Tidak bisa dipugkiri bahwa setiap orang pasti punya kesan dimasa kecilnya. Entah sedikit atau banyak, pasti ada hal yang begitu berkesan. Kesan masa kecil ini boleh jadi akan terus membekas di kemudian hari. Maka sungguh menarik ungkapan “belajar di waktu kecil, bagaikan mengukir di atas batu. Belajar di waktu tua, bagaikan mengukir di atas air.”

Berdasarkan sensus penduduk 2010 penduduk Indonesia berumur 5-14 Tahun jumlahnya hampir mencapai 46 juta jiwa (45.924.561). Dari jumlah tersebut terdapat 86,33% yang beragama Islam. Jika dihitung persentasenya dari jumlah total penduduk Indonesia maka terdapat 16,68% penduduk berumur 5-14 tahun yang beragama Islam. Apa artinya?

Dipandang dengan penuh rasa optimis angka tersebut menunjukkan bahwa aset kebangkitan umat bagi bangsa ini begitu besar. Mari kita bayangkan bahwa dari jumlah yang hampir 40 juta jiwa itu (penduduk berumur 5-14 tahun beragama islam) ada 1% saja yang benar-benar menjadi muslim yang tangguh. Lurus aqidahnya, benar ibadahnya, baik akhlaknya dan berguna bagi sesama manusia. 

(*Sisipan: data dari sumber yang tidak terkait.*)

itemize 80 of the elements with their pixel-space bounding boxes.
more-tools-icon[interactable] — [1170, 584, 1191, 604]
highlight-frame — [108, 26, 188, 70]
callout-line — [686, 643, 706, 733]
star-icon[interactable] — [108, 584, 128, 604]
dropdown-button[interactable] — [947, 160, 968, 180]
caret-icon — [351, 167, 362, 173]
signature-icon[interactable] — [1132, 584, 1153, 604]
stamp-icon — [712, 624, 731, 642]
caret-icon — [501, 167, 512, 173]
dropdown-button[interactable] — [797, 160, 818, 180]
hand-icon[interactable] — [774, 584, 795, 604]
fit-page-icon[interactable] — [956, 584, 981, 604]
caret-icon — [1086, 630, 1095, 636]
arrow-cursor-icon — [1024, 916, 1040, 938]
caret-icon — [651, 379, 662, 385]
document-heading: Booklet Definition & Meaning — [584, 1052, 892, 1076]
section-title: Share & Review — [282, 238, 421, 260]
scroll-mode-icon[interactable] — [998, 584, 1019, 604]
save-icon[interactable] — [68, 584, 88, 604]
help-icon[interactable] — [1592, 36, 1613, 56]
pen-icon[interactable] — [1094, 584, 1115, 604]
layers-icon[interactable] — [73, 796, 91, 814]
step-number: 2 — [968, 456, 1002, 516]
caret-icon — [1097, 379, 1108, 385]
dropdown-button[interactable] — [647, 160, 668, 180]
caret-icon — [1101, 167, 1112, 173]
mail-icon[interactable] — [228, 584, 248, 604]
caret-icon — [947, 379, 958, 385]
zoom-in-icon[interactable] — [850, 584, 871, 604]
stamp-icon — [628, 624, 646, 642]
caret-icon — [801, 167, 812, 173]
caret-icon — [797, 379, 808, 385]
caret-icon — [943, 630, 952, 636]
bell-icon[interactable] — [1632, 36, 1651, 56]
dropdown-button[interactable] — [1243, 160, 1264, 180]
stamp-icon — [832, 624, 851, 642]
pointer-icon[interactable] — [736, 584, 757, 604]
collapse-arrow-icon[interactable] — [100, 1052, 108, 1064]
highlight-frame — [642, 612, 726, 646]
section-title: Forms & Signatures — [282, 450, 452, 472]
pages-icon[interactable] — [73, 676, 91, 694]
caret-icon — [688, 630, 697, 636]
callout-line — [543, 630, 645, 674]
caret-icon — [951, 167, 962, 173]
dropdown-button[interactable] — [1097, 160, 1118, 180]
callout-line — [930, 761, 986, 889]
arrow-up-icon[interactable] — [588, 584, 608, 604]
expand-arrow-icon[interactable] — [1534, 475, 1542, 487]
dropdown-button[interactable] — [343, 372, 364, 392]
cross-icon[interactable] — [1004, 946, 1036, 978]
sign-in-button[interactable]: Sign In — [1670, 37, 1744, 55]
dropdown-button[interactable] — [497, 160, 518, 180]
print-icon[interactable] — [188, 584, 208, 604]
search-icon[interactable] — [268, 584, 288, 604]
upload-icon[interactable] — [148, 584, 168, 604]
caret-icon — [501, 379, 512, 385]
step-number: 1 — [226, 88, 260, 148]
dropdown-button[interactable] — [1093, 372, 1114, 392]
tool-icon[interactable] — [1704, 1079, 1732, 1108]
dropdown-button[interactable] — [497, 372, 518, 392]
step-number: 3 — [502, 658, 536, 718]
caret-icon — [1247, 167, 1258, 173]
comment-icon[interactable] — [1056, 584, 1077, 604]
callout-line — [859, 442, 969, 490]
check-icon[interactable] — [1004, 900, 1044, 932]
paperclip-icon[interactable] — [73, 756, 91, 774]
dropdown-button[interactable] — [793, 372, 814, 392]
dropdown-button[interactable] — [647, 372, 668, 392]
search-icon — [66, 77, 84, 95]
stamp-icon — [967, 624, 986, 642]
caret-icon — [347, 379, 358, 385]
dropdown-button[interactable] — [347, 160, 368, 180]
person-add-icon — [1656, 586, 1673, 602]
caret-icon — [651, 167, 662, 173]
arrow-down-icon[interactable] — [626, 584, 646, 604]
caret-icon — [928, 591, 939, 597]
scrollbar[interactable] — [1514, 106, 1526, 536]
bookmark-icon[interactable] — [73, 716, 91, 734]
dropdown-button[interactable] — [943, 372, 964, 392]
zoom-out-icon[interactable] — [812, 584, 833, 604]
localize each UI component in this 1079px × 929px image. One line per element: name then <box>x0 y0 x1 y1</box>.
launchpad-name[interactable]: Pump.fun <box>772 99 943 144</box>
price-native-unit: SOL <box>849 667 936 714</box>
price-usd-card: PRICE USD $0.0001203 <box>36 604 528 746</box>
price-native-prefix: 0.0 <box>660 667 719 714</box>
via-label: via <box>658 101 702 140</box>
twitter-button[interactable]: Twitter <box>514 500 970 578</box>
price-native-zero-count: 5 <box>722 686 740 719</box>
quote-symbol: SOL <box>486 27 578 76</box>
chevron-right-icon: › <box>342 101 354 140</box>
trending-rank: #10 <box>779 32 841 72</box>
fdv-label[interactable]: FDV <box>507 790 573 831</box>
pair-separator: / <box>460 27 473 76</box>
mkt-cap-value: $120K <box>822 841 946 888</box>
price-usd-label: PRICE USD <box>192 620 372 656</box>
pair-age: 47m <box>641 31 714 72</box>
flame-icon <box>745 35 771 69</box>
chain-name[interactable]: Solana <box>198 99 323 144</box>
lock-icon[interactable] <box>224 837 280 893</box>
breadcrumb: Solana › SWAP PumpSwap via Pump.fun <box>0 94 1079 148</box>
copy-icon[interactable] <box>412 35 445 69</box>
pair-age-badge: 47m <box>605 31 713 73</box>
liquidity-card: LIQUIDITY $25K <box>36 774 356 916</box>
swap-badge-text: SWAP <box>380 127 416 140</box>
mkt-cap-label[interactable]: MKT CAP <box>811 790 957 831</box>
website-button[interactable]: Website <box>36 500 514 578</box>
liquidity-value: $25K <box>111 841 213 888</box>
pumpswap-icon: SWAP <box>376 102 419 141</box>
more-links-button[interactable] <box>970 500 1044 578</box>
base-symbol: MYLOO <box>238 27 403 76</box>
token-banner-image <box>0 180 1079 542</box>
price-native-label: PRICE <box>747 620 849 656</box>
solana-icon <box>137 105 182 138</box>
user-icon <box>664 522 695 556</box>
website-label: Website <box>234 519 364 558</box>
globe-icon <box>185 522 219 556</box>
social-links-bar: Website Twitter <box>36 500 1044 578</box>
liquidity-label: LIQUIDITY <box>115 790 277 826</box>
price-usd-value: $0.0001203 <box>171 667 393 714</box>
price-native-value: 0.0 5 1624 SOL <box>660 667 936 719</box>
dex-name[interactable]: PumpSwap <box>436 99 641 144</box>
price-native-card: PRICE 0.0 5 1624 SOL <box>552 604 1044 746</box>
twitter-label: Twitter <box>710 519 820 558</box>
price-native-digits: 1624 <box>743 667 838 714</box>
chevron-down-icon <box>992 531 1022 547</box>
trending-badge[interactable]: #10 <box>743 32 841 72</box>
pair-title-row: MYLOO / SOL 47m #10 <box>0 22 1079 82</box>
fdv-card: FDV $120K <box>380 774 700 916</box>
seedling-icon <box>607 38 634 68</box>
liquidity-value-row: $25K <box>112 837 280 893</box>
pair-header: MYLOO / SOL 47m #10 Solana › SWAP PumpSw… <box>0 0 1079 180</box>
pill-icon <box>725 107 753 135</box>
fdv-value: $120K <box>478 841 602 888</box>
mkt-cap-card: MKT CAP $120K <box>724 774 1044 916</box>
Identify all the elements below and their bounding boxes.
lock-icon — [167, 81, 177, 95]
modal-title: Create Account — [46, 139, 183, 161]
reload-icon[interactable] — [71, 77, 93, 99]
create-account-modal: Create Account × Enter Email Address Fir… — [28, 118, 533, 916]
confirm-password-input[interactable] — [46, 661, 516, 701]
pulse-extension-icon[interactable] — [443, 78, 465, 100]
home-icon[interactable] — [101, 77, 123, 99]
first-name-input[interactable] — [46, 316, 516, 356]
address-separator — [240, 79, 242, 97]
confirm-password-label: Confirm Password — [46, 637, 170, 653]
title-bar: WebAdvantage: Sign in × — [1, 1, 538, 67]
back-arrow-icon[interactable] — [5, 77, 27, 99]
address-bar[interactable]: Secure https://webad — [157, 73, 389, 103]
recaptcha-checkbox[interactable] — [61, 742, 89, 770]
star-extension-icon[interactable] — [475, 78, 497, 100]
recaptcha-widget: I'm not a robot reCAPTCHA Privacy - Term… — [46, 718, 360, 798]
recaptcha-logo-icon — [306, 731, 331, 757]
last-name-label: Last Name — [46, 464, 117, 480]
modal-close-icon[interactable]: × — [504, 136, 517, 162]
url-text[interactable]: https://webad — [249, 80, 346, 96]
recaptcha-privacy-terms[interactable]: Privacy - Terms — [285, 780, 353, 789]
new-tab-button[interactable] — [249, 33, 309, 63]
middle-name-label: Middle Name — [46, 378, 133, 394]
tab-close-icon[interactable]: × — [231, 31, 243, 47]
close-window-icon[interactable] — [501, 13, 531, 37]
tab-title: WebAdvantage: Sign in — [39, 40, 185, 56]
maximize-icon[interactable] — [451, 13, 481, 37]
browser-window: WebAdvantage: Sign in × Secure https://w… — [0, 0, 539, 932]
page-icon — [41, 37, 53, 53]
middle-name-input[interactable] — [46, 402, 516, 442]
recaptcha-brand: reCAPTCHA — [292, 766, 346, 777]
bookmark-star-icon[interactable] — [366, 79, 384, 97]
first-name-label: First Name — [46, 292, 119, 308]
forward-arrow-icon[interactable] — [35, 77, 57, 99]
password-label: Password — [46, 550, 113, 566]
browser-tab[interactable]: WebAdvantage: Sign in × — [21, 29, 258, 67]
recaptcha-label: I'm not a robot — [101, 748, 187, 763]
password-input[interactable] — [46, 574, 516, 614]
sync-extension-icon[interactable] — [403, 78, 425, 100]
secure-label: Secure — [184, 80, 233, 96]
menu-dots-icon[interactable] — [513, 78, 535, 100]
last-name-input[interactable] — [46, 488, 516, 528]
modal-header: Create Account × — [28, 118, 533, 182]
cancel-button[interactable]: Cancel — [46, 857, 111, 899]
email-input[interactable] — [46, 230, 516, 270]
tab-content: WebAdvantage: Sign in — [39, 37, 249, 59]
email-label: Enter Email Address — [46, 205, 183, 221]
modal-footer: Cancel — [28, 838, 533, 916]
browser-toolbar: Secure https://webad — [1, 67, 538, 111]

Boleh jadi aka nada orang berkata “mimpi kali ya?” Ya! Bukankah semua bermula dari mimpi? Kemudian kerja keras kita jalani beriring dengan doa dan tawakal kita kepada-Nya. Kemudian apa jalan terjal yang ditempuh ini tak lebih dari upaya menyambut janji-Nya “nashrumminallohi wa fathun qariib…” Maka adakah kita mau ikut mengambil kesempatan ini?

Anak-anak merindukan sosok yang bisa dijadikan sebagai teladan. Di samping pengaruh yang besar dari lingkungan keluarga tempat dimana segala nilai ditanam pertama. Lingkungan sekitar tentu memiliki peran yang cukup berarti. Di desa-desa sampai di berbagai penjuru kota, mari kita lihat kenyataannya. Seberapa banyak masjid yang dimakmurkan dengan kegiatan bagi para pemuda, juga anak-anak yang mulai beranjak dewasa? Atau masjid hanya terisi oleh orang tua saja, itupun terbatas pada jam sholat 5 waktu. Dan jumlahnya adakah sebagian besar selalu terisi satu shaf penuh? 
Pertanyaan itu semoga menjadi awalan bagi kita untuk mulai berpikir untuk lebih banyak berbuat. Saat ini bangsa Indonesia masih tetap dengan jumlah muslim terbesar di dunia. Aset kita begitu besar. Relakah kita ia tersisih begitu saja, teronggok di pojok sejarah sebagai sampah zaman?